Identifying SEM keywords from a technical text

Identifying keywords for Search Engine Marketing (SEM) or on-site Search Engine Optimisation (SEO) efforts is a basic task for many marketers. Usually, one can retrieve keywords easily, thinking “What is my text about?” or “How would a customer search for this text?”. However, identifying keywords gets tricky when the marketer is not a subject-matter expert for the content that he or she is advertising for. This post introduces a text analysis tool to help non-experts extract meaningful keywords from a technical text.

Text analysis is a form of machine learning that aims to understand and structure text. If you are a versed Python or R programmer, you can set up your own text analysis in a matter of minutes. However, if you are new to programming, you can use a service such as MonkeyLearn that aims to make machine learning accessible to anyone.

The Monkey Learn browser interface

In this example, I want to retrieve SEM keywords from a text that describes a method to manufacture Tin sulfide solar panels. As I am not a solar panel engineer, I find it daunting to identify meaningful keywords from such a highly technical text. Monkey Learn’s keyword extractor comes to the rescue. Paste your text into the text box, click “Extract Text” and receive some meaningful keywords within a few seconds.

It can be difficult to identify meaningful keywords for SEM or SEO campaigns when you don’t understand the text from which you want to retrieve the keywords. Text analysis tools such as Monkey Learn’s Keyword Extractor provide an efficient way to take the guesswork out of keyword generation. You will have keywords that lead your audience to exactly the kind of text they’ve been looking for.

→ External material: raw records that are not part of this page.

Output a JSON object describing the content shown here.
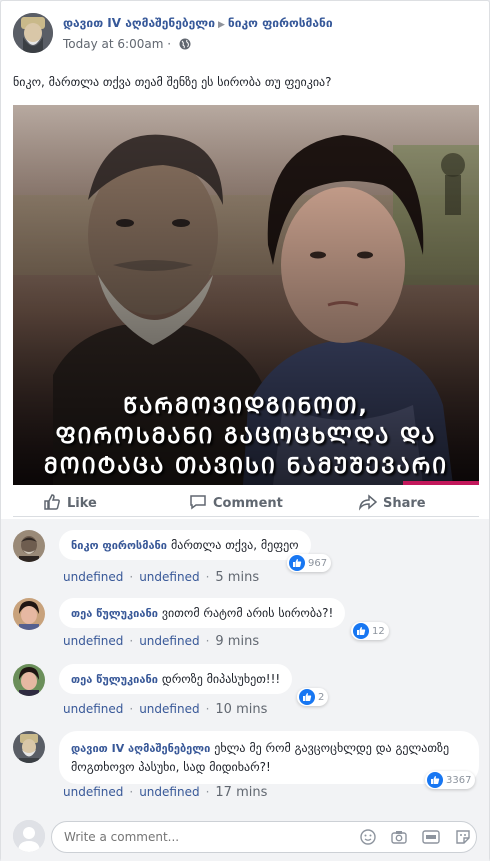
{
  "post": {
    "author": "დავით IV აღმაშენებელი",
    "target": "ნიკო ფიროსმანი",
    "timestamp": "Today at 6:00am",
    "text": "ნიკო, მართლა თქვა თეამ შენზე ეს სირობა თუ ფეიკია?",
    "image_caption": [
      "ᲬᲐᲠᲛᲝᲕᲘᲓᲒᲘᲜᲝᲗ,",
      "ᲤᲘᲠᲝᲡᲛᲐᲜᲘ ᲒᲐᲪᲝᲪᲮᲚᲓᲐ ᲓᲐ",
      "ᲛᲝᲘᲢᲐᲪᲐ ᲗᲐᲕᲘᲡᲘ ᲜᲐᲛᲣᲨᲔᲕᲐᲠᲘ"
    ]
  },
  "actions": {
    "like": "Like",
    "comment": "Comment",
    "share": "Share"
  },
  "comments": [
    {
      "name": "ნიკო ფიროსმანი",
      "text": "მართლა თქვა, მეფეო",
      "likes": "967",
      "link1": "undefined",
      "link2": "undefined",
      "time": "5 mins"
    },
    {
      "name": "თეა წულუკიანი",
      "text": "ვითომ რატომ არის სირობა?!",
      "likes": "12",
      "link1": "undefined",
      "link2": "undefined",
      "time": "9 mins"
    },
    {
      "name": "თეა წულუკიანი",
      "text": "დროზე მიპასუხეთ!!!",
      "likes": "2",
      "link1": "undefined",
      "link2": "undefined",
      "time": "10 mins"
    },
    {
      "name": "დავით IV აღმაშენებელი",
      "text": "ეხლა მე რომ გავცოცხლდე და გელათზე მოგთხოვო პასუხი, სად მიდიხარ?!",
      "likes": "3367",
      "link1": "undefined",
      "link2": "undefined",
      "time": "17 mins"
    }
  ],
  "composer": {
    "placeholder": "Write a comment..."
  }
}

Programmatic keyword generation

We could leave it at that and turn back to our marketing efforts. However, Monkey Learn offers an API that allows us to programmatically analyze lots of technical texts, set parameters, and retrieve a larger number of keywords per text (the default is 10).

The complete code is available in a Jupyter notebook on GitHub. Here is the workflow in plain English:

  • import the MonkeyLearn library
  • import JSON library (to wrangle JSON results of the API)
  • retrieve the API key (grab it here)
  • read your text input (into a list)
  • set the id of the model you want to run
  • make the API request
  • retrieve the keywords (and supporting information, e.g., the number of appearances in the text)

To get started, install the Monkey Learn Python Library in your terminal:

$ pip install monkeylearn

Set up a Jupyter notebook and load the libraries:

from monkeylearn import MonkeyLearn
import json

In order to use the Monkey Learn API, we need an API key. When you are logged into your Monkey Learn account, click on the circle in the upper right corner to open your account settings. Your personal API key will be provided right in the menu that opens.

When you are logged in, find your API key in the app of the Keyword Extractor or find it in the menu that opens when you click the account icon in the upper right corner.

I like to store my API key in a text file locally (which I exclude from GitHub upload). Read the key back into memory using:

with open("./api_key.txt",'r') as infile:
    api_key = infile.read()
monkeylearn = MonkeyLearn(api_key)

Next, I load my text input. In my example of the article on solar panel manufacturing, I included the title, abstract, introduction, and discussion of the scientific article.

infile_path = "./text_input.txt"
with open(infile_path,'r') as infile:
    # Read the file in one line
    text_data = infile.read()
    # Replace newline characters
    text_data = text_data.replace("\n", " ")
# The keyword extractor expects input in a list
data = [text_data]

It’s time for the API call:

# Specify the model (i.e., the keyword extractor)
model_id = 'ex_YCya9nrn'
# Set up the API call
result = monkeylearn.extractors.extract(model_id, data, 
    extra_args={'max_keywords':100, 'lowercase':1})

Note the extra arguments to the extractor model. Here, I request 100 keywords and set the lowercase argument to True (default is False). At this point, we could provide additional options. For instance, we can set the text transformation to stemming instead of the default lemmatization, or provide a blacklist (e.g., exclude keywords that have a too high cost per click rate). The options are listed in the keyword extractor’s documentation.

To get familiar with the API response for the extractor call, you might want to print the entire results with:

print(result.body)

To retrieve only the information, that we need, we loop through the ‘extractions’ and grab the keyword, its count, and relevance:

# Create a list of tuples containing 
# the keyword, its count, and its relevance
keywords = []
for keyword in result.body[0]['extractions']:
    keywords.append((keyword['parsed_value'], keyword['count'], keyword['relevance']))
# print the results
keywords

The result is a list of keywords, with the number of appearances in the text, and a relevance score. The relevance score (between 0 and 1) is high for words that are common in our provided data but rare in the English language and are, hence, likely good keywords to describe the content of our text sample.

Conclusions

Text analysis is a convenient approach to extract SEM keywords from a technical text. Services such as Monkey Learn allows marketers to conduct text analysis without any programming skills. Accessing the Monkey Learn API allows programmatic text analysis with more control over the model and the option to retrieve a higher number of keywords.